JOHN DICKERSON: "Give me liberty or --" you likely know how it ends. 250 years ago yesterday, Patrick Henry said, "Give me liberty or give me death" at St. John's Church in Richmond, Virginia, a pure defiant cry for freedom stamped in speeches, textbooks, and our national memory. July 4th, 2026 will mark America's 250th birthday. Henry's cry summoned the midwife. In a proclamation, President Trump quoted Thomas Jefferson: "Henry was before us all in maintaining the spirit of the Revolution." Like many founding stories, this may not be what Henry actually said. The version we know was written down 42 years after the speech, revealing more about how we choose to remember our history than what actually happened. Unlike the mythic glow of the American Revolution, there are real-time accounts of Henry's speeches during another pivotal moment: the ratification of the Constitution. He was not on the winning side.

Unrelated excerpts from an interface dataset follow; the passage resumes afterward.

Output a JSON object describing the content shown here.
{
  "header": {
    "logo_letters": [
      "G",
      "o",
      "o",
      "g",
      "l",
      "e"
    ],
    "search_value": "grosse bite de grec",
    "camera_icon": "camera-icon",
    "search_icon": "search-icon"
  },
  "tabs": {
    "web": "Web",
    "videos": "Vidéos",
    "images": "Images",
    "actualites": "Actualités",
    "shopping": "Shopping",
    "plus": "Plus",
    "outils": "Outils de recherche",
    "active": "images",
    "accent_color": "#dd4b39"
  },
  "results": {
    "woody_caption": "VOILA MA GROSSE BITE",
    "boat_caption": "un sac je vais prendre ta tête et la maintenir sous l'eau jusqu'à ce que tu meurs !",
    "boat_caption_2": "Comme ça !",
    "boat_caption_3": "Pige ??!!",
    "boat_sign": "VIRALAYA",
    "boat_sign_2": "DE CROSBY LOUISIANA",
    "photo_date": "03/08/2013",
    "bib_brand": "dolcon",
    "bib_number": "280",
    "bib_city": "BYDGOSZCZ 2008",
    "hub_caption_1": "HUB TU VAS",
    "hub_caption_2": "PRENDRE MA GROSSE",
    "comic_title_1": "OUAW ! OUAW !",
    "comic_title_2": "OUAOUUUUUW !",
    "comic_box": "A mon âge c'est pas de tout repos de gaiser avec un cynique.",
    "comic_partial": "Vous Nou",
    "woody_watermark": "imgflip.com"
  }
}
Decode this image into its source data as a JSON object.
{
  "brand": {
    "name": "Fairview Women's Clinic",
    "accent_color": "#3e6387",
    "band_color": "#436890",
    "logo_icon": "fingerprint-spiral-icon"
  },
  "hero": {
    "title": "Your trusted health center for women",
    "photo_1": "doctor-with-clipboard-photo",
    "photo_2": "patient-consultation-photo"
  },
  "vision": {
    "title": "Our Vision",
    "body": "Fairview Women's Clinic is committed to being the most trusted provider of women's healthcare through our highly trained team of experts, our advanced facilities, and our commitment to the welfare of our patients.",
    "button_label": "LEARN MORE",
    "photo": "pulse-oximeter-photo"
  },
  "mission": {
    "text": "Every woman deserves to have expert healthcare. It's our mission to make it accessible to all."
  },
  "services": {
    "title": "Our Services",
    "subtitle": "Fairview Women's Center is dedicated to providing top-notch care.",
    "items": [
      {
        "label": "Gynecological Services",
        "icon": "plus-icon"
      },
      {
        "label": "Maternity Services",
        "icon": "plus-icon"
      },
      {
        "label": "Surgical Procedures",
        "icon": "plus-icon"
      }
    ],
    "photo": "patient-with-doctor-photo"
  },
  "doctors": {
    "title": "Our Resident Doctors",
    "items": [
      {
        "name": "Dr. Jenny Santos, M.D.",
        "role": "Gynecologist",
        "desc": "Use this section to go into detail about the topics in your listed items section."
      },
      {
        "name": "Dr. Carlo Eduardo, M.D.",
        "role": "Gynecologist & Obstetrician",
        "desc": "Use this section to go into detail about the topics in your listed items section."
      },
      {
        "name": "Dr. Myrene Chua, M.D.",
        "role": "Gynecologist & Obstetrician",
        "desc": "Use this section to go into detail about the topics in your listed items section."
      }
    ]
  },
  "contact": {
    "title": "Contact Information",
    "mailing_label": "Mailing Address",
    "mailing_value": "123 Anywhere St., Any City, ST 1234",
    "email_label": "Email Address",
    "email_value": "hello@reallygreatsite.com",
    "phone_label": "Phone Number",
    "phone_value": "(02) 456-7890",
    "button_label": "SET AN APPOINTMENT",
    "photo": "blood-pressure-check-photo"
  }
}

He didn't even go to the Constitutional Convention in Philadelphia, reportedly saying: "I smell a rat in Philadelphia, tending towards monarchy.” He opposed the Constitution with the passion he once used to ignite revolution, this time fearing the presidency itself could become an absolute tyranny. "If your American chief be a man of ambition, how easy it is for him to render himself absolute. What have you to oppose this force?," he asked of the presidency. "What will then become of you and your rights? Will not absolute despotism ensue?" Quotes from the Founders are used to pierce the cloud of the present with moral clarity from the past. 250 years later, as presidential powers have expanded far beyond the Founders’ vision, and as the current occupant seeks ever more, Henry’s words are not a quotation FOR The White House, but a warning about it.

I don’t recall Dickerson ever winding up a historical reference-laden editorial on the pitfalls of expanded executive power when Joe Biden and his proxies wielded it. We don’t recall Dickerson conjuring up some quote on the damage ensuing from presidential corruption of the pardon power, or on the potential dangers to our constitutional order ensuing from repeated attempts to circumvent the Supreme Court.

We don’t get any of that from Dickerson, who ultimately reminds us that there is no constitutional crisis except that Donald Trump is who wields Article II power and therefore the left and their media proxies are in crisis. Dickerson has no problem when Democrat presidents expand presidential power. It is only when the Bad Orange Man sits behind the Resolute Desk that these things are a problem.

This editorial, as smug and condescending as the others, serves to remind us that behind the mask of news anchor and “historian” (like so many others in media) lies little more than a bitter partisan, minus the dignity of those who are transparent with their partisanship- not hiding it behind florid, verbose editorials.